Harambe wrote:
Btw, the picture is even worse for natural immunity. Efficacy against hospitalization with Omicron is basically zero for someone who has recovered from COVID but not vaccinated (see table S3):,
https://www.medrxiv.org/content/10.1101/2022.01.11.22269045v1.full.pdf+htmlBasically vaccines work. If anything the data has gotten stronger since you started doomer-posting about Omicron (after thankfully shutting up for a month when your Delta predictions didn't pan out; still waiting for the mea culpa there).
The data hasn't gotten stronger. 52% VE against hospitalization versus 95-99% VE against hospitalization does not sound stronger in my frame of thinking (maybe it does in yours). As for the study you are claiming makes claims that natural immunity is not real (this study is mostly a study comparing the severity of outcomes between Omicron and Delta, not reinfections versus breakthrough infections), it actually supports the idea that natural immunity is real and robust. From the study
"Notably, the risk of symptomatic hospitalization was markedly reduced among cases who had tested positive for SARS-CoV-2 infection ≥90 days prior (0.32 vs 2.08 symptomatic hospitalizations per 1000 person-days at risk among cases with Omicron vs. Delta variant infections, respectively). Although ascertainment of SARS-CoV-2 infection history is imperfect because many infections may have gone untested or may not have been documented in a patient’s EHR, prior infection among individuals with a history of a positive SARS-CoV-2 test result should be accurately coded and false positive PCR tests are rare. Thus, the finding of a reduction in severity of Omicron in patients with known prior infection is compelling evidence of an intrinsically less severe infection, rather than only different (more immune) persons becoming infected with the Omicron variant."

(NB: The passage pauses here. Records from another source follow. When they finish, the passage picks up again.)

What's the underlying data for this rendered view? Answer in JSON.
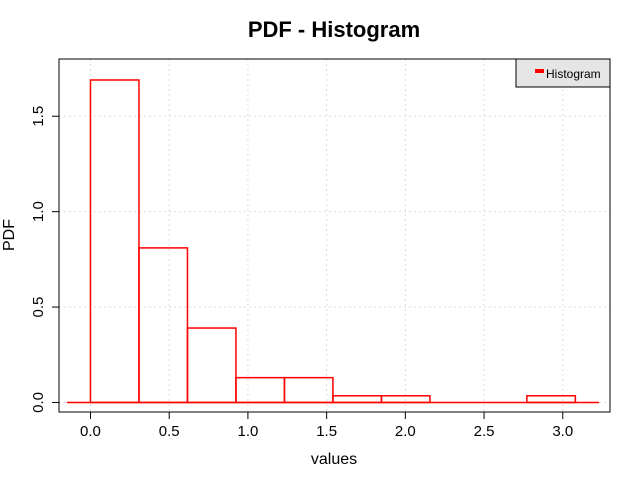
{
  "chart_data": {
    "type": "bar",
    "title": "PDF - Histogram",
    "xlabel": "values",
    "ylabel": "PDF",
    "xlim": [
      -0.2,
      3.3
    ],
    "ylim": [
      -0.05,
      1.8
    ],
    "x_ticks": [
      0.0,
      0.5,
      1.0,
      1.5,
      2.0,
      2.5,
      3.0
    ],
    "x_tick_labels": [
      "0.0",
      "0.5",
      "1.0",
      "1.5",
      "2.0",
      "2.5",
      "3.0"
    ],
    "y_ticks": [
      0.0,
      0.5,
      1.0,
      1.5
    ],
    "y_tick_labels": [
      "0.0",
      "0.5",
      "1.0",
      "1.5"
    ],
    "grid": true,
    "legend_position": "top-right",
    "series": [
      {
        "name": "Histogram",
        "color": "#ff0000",
        "bin_edges": [
          0.0,
          0.308,
          0.616,
          0.924,
          1.232,
          1.54,
          1.848,
          2.156,
          2.464,
          2.772,
          3.08
        ],
        "values": [
          1.69,
          0.81,
          0.39,
          0.13,
          0.13,
          0.035,
          0.035,
          0.0,
          0.0,
          0.035
        ],
        "baseline_extent": [
          -0.15,
          3.23
        ]
      }
    ]
  }
}
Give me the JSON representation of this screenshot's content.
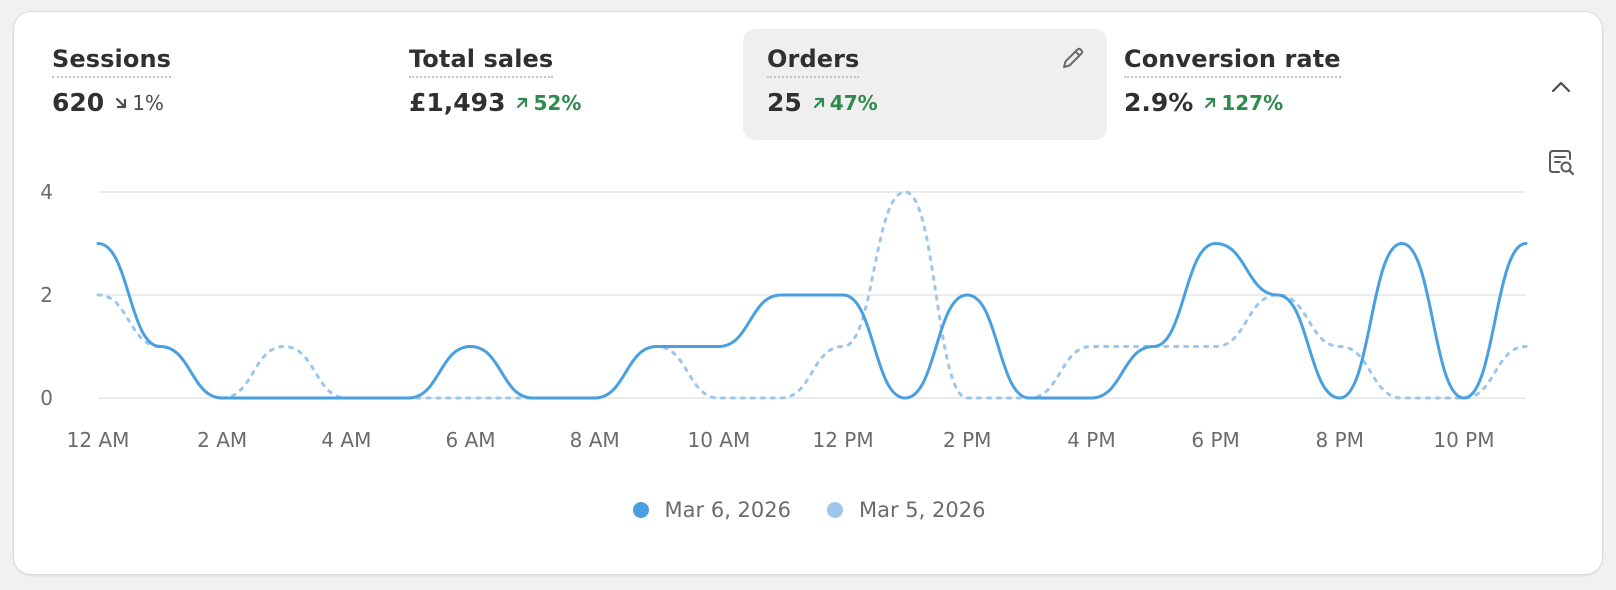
{
  "metrics": [
    {
      "label": "Sessions",
      "value": "620",
      "change": "1%",
      "direction": "down"
    },
    {
      "label": "Total sales",
      "value": "£1,493",
      "change": "52%",
      "direction": "up"
    },
    {
      "label": "Orders",
      "value": "25",
      "change": "47%",
      "direction": "up"
    },
    {
      "label": "Conversion rate",
      "value": "2.9%",
      "change": "127%",
      "direction": "up"
    }
  ],
  "selected_metric": "Orders",
  "icons": {
    "edit": "pencil-icon",
    "collapse": "chevron-up-icon",
    "inspect": "chart-search-icon"
  },
  "colors": {
    "current": "#4a9fe0",
    "previous": "#9dc7ea",
    "up": "#2f8a4e",
    "down": "#4a4a4a"
  },
  "chart_data": {
    "type": "line",
    "x_labels": [
      "12 AM",
      "2 AM",
      "4 AM",
      "6 AM",
      "8 AM",
      "10 AM",
      "12 PM",
      "2 PM",
      "4 PM",
      "6 PM",
      "8 PM",
      "10 PM"
    ],
    "x_hours": [
      0,
      1,
      2,
      3,
      4,
      5,
      6,
      7,
      8,
      9,
      10,
      11,
      12,
      13,
      14,
      15,
      16,
      17,
      18,
      19,
      20,
      21,
      22,
      23
    ],
    "ylim": [
      0,
      4
    ],
    "y_ticks": [
      0,
      2,
      4
    ],
    "grid": true,
    "legend_position": "bottom-center",
    "series": [
      {
        "name": "Mar 6, 2026",
        "style": "solid",
        "values": [
          3,
          1,
          0,
          0,
          0,
          0,
          1,
          0,
          0,
          1,
          1,
          2,
          2,
          0,
          2,
          0,
          0,
          1,
          3,
          2,
          0,
          3,
          0,
          3
        ]
      },
      {
        "name": "Mar 5, 2026",
        "style": "dotted",
        "values": [
          2,
          1,
          0,
          1,
          0,
          0,
          0,
          0,
          0,
          1,
          0,
          0,
          1,
          4,
          0,
          0,
          1,
          1,
          1,
          2,
          1,
          0,
          0,
          1
        ]
      }
    ]
  }
}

If you actually read the study and not just the summation (pay attention to table 2):
https://www.medrxiv.org/content/10.1101/2022.01.11.22269045v1.full.pdfThe sample size for hospitalizations is extraordinarily small, especially for the previously infected (235 Omicron hospitalizations in total, likely only one of which was a person with a previous infection). So your claim is likely based on a sample size of one. However, what you find for cases is eye opening and reinforces the power of natural immunity. There were 16,929 documented cases with S-gene target failure in this study (Omicron cases). Of them 43 were among people with a documented prior infection (0.25%), 8,419 were among individuals with no vaccination in their EHR (which is not the same as unvaccinated, but we will go with it), 869 were in individuals who had received a booster dose (5.13%) and 7,641 were in individuals with two doses or less (45.1%). Let's compare that to overall data from California. where at that date there had been about 5.5 million confirmed COVID cases out of a population of 39.56 million people. 66% of the population is vaccinated and about 30% of the population is boosted.
Previously infected individuals represent 13.9% of the population, but represent 0.25% of the Omicron cases in this study (about 55 times less than one would expect)

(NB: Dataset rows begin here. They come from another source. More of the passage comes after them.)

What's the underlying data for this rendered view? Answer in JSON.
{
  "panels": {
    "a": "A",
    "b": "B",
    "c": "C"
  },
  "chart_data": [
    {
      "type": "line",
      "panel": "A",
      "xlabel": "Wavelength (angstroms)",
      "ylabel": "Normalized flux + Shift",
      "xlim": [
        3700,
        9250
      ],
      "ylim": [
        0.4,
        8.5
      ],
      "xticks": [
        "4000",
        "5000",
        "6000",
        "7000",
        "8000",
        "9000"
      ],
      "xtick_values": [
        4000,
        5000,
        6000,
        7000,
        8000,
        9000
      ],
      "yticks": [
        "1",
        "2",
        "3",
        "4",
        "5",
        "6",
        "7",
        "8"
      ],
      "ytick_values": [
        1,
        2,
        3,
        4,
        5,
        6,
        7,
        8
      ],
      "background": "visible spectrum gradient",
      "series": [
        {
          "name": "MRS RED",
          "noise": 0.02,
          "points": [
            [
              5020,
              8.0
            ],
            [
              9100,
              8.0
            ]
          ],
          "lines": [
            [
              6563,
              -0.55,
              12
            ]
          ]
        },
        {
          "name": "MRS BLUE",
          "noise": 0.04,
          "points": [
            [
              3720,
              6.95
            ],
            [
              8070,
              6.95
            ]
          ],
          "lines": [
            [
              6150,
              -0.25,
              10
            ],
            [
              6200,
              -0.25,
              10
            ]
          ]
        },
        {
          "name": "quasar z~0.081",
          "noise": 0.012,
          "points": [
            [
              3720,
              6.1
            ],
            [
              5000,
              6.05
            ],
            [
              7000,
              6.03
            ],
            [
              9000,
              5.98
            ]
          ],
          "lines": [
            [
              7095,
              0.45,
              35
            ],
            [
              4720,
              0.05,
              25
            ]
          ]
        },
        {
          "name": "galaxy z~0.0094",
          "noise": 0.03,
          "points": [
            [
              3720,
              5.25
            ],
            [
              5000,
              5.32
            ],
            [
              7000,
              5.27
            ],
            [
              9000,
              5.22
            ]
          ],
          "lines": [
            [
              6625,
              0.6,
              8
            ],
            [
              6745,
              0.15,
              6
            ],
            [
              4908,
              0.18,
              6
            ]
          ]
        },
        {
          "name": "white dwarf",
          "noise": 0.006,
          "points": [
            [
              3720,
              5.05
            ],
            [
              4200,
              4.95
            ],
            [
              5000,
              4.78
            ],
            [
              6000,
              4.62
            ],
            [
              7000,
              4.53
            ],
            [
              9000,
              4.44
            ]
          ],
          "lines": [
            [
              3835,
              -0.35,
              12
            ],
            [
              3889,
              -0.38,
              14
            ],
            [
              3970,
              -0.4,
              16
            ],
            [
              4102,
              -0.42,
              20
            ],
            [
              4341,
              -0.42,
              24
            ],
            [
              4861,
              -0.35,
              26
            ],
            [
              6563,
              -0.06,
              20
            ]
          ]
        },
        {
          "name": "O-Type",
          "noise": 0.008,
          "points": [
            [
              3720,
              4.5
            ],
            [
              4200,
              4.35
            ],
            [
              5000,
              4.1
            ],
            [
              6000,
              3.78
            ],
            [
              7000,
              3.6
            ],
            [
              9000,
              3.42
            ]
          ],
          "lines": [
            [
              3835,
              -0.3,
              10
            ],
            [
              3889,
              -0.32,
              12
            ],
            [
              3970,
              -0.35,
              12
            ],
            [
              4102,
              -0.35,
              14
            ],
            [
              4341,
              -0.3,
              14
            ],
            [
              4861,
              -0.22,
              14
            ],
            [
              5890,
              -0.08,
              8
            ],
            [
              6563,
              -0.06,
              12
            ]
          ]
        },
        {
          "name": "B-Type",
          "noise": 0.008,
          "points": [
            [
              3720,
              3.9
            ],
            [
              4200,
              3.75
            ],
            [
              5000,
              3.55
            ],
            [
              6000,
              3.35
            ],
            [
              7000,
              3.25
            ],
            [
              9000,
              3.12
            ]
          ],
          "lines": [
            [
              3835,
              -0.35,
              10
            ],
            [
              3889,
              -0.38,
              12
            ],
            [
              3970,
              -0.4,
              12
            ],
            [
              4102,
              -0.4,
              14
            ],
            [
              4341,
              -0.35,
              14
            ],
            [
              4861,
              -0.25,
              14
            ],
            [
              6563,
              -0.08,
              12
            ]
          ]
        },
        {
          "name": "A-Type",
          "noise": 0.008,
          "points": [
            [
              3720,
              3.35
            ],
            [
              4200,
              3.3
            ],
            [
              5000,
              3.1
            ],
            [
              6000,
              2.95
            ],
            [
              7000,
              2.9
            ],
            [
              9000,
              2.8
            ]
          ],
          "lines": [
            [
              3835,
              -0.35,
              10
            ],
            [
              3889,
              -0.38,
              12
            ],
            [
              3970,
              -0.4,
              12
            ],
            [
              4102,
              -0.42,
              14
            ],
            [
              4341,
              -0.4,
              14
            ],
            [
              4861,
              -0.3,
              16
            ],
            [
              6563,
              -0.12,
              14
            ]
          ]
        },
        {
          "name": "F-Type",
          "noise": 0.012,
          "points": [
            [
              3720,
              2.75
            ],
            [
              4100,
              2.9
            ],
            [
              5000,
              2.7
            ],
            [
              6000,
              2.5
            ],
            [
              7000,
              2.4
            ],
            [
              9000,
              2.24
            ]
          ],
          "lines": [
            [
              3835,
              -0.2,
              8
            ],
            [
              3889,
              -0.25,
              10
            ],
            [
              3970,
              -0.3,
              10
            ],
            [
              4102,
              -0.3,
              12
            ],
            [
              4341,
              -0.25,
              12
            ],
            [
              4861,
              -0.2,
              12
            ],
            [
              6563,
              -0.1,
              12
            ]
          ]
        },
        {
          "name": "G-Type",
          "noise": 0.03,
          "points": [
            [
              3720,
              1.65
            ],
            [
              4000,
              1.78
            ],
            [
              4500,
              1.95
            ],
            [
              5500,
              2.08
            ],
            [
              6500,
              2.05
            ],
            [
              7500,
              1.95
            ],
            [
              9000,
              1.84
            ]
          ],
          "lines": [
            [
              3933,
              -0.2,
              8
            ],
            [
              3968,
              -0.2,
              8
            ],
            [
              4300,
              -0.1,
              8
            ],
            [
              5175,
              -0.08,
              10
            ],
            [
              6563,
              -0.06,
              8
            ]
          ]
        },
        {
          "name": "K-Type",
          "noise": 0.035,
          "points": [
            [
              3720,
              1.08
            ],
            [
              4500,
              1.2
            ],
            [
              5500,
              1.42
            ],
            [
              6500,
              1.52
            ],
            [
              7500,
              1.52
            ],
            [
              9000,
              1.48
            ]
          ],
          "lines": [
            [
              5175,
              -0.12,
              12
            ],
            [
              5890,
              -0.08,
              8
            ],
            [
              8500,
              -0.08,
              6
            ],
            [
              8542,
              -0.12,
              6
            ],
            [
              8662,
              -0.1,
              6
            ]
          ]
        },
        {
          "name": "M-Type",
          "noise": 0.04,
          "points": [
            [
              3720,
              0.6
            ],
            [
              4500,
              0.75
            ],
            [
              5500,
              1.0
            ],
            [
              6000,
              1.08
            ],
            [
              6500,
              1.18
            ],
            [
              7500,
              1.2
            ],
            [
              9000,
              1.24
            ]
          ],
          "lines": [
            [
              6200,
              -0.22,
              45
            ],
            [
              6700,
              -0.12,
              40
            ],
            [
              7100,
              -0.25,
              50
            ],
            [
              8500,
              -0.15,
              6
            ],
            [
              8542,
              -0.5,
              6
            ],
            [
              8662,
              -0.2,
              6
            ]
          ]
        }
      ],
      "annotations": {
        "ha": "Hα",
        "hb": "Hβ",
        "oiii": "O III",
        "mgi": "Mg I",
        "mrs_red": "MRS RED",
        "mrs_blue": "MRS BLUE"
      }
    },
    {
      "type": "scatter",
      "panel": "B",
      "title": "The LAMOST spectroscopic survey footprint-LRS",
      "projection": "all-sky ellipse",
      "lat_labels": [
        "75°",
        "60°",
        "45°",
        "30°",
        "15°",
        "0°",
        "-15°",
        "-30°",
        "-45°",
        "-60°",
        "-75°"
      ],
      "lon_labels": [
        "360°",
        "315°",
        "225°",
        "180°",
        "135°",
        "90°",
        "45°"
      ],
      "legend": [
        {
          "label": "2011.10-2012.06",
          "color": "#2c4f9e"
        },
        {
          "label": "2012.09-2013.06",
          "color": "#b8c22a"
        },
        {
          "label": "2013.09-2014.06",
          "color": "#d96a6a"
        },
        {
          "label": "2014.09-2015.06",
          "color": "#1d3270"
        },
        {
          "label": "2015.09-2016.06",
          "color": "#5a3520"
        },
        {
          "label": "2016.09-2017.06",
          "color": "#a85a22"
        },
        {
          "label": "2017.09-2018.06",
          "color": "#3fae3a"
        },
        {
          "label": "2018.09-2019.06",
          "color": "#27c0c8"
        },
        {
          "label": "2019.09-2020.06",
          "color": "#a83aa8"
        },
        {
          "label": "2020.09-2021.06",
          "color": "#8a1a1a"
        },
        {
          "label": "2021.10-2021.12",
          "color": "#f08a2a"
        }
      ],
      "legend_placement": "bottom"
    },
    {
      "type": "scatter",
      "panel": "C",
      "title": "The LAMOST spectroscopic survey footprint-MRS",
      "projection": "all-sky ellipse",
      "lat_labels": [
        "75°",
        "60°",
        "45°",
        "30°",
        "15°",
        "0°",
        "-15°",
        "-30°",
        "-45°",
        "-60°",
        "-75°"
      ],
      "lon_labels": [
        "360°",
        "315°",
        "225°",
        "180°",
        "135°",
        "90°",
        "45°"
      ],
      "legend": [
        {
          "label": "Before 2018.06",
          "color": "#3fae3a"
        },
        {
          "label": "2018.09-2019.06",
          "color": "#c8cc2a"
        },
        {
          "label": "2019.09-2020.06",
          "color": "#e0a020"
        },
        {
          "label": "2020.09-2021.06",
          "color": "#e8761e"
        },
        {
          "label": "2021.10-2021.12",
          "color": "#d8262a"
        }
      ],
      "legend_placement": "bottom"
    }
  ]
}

Boosted individuals represent 30% of the population, but represent 5.13% of the Omicron cases in this study (about 6 times less than one would expect)

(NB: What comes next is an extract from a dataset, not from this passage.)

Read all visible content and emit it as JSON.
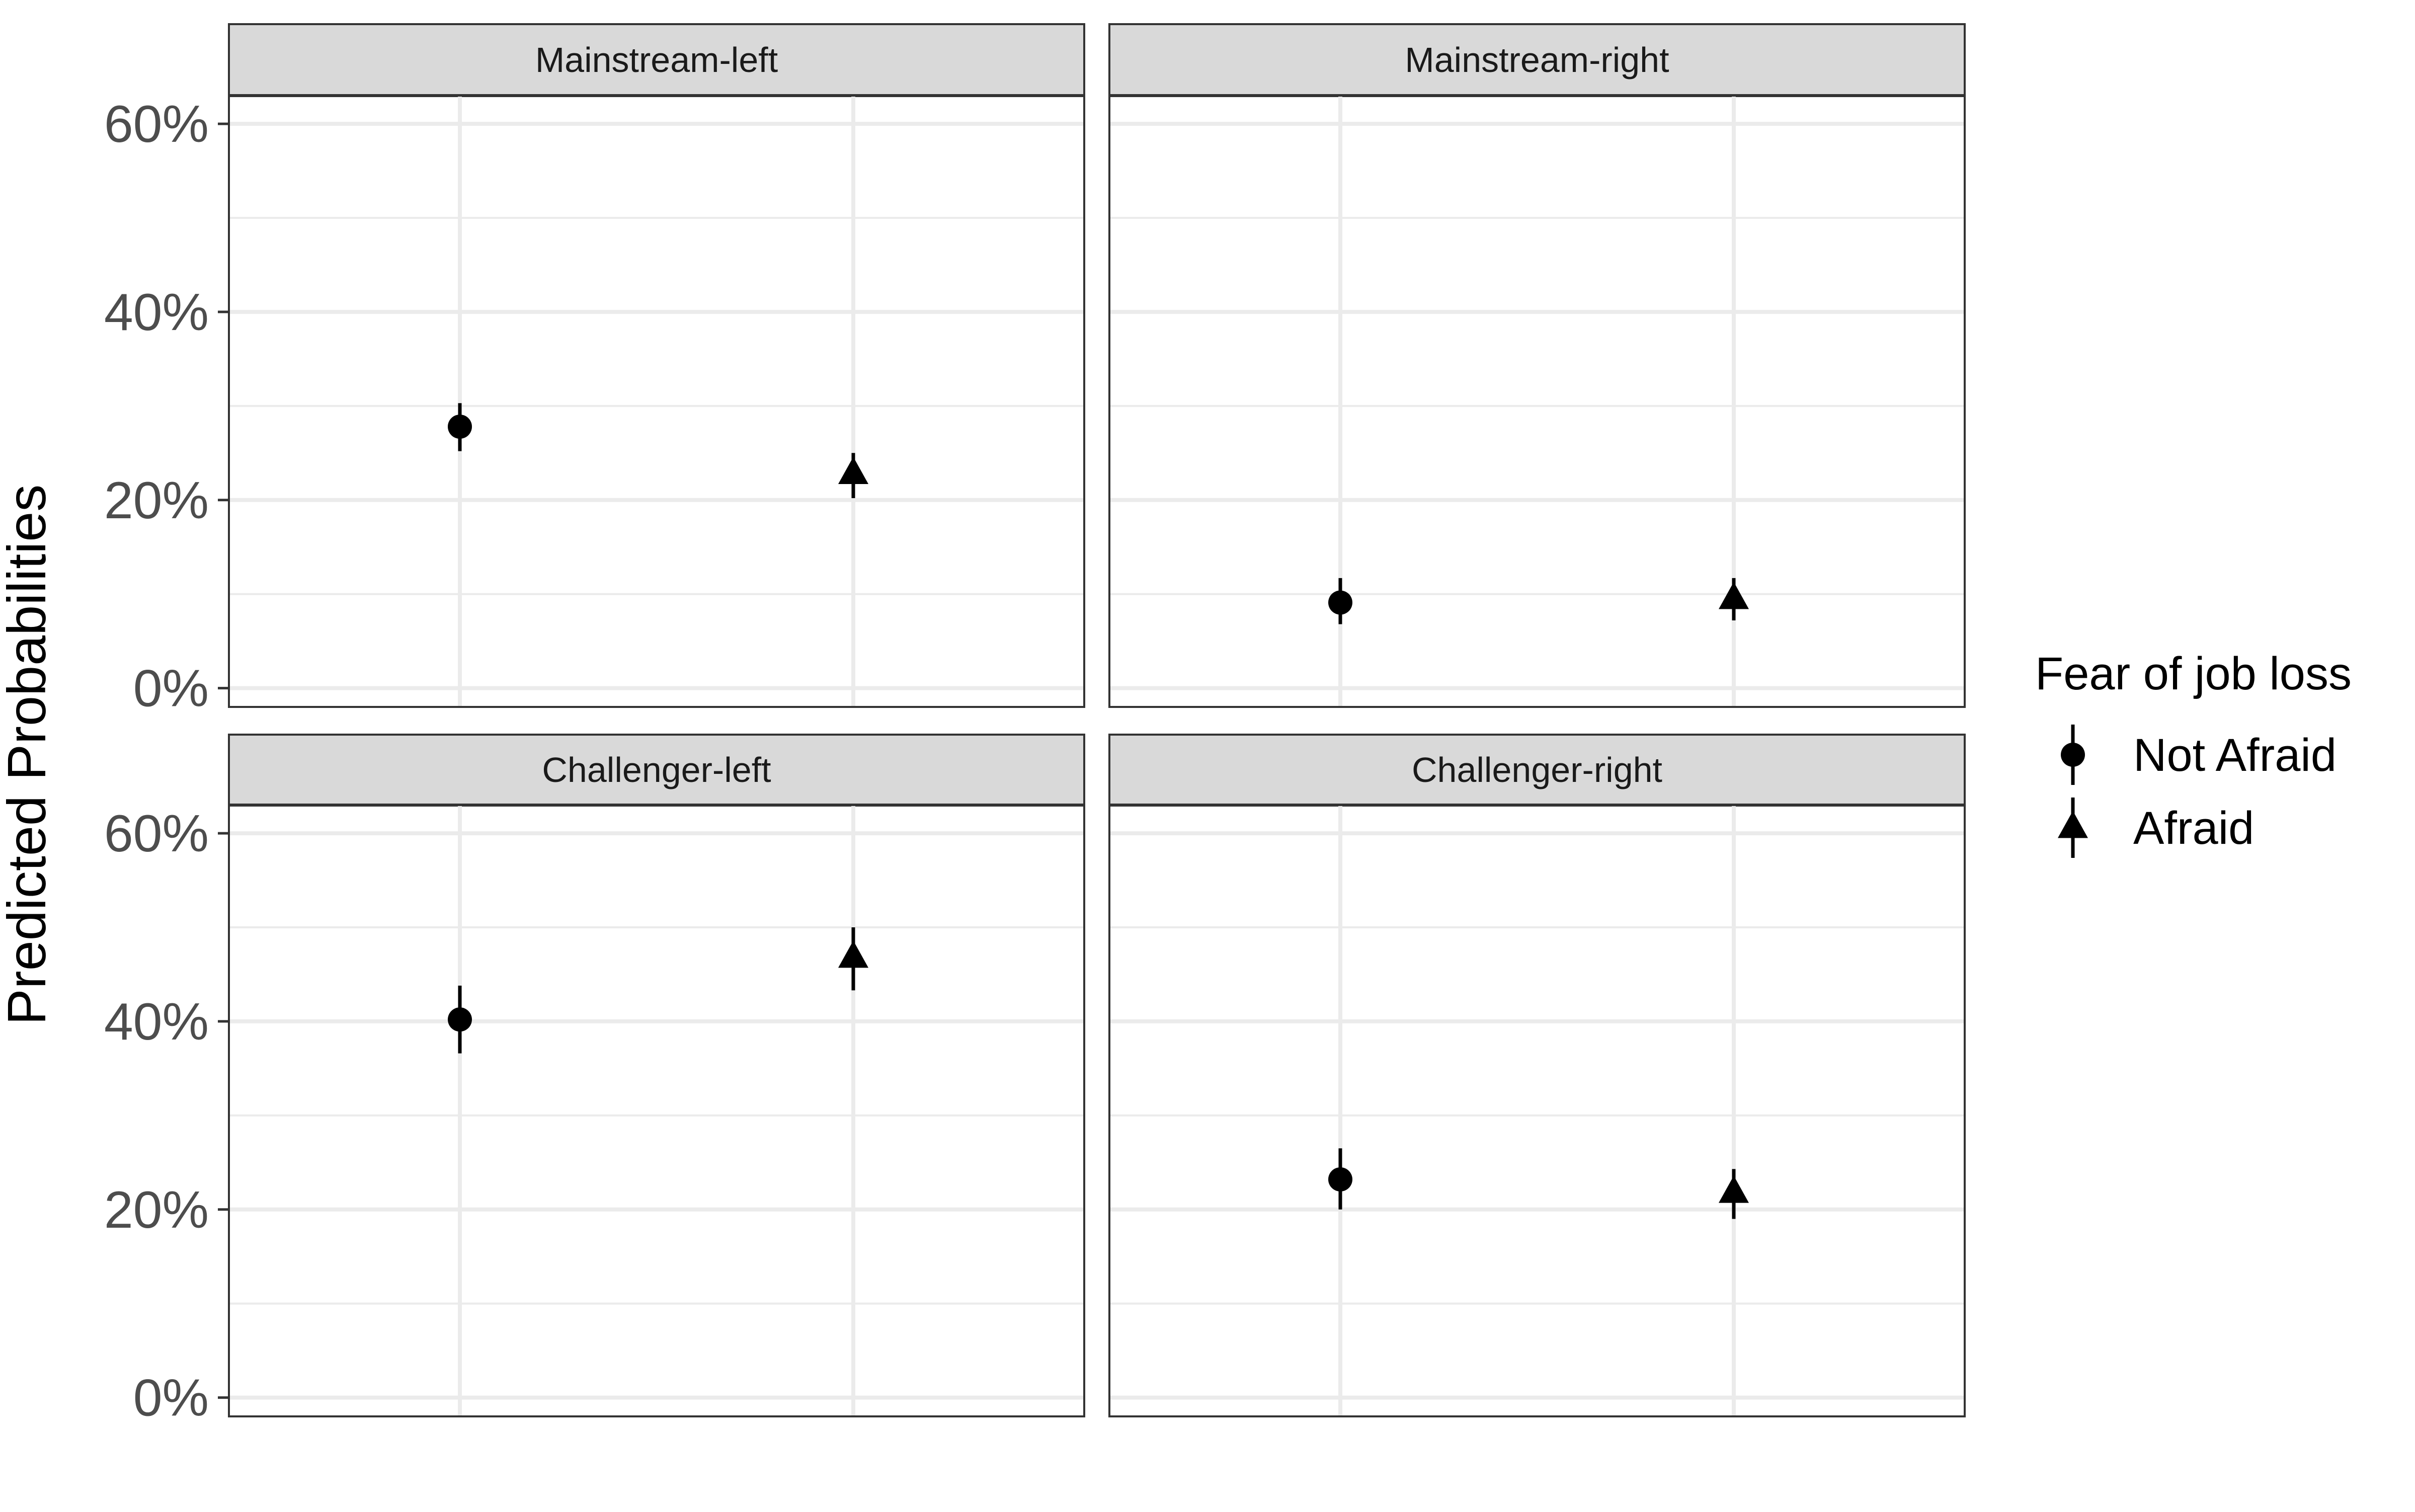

Double vaxxed or less individuals represent 36% of the population, but represent 45.1% of the Omicron cases in this study (about 20% more than what one would expect).
So, at least according to this study, natural immunity is more than 9 times more effective than triple boosted immunity, and almost 69 times more effective than double vaccinated immunity or less at preventing infection. Natural immunity is powerful.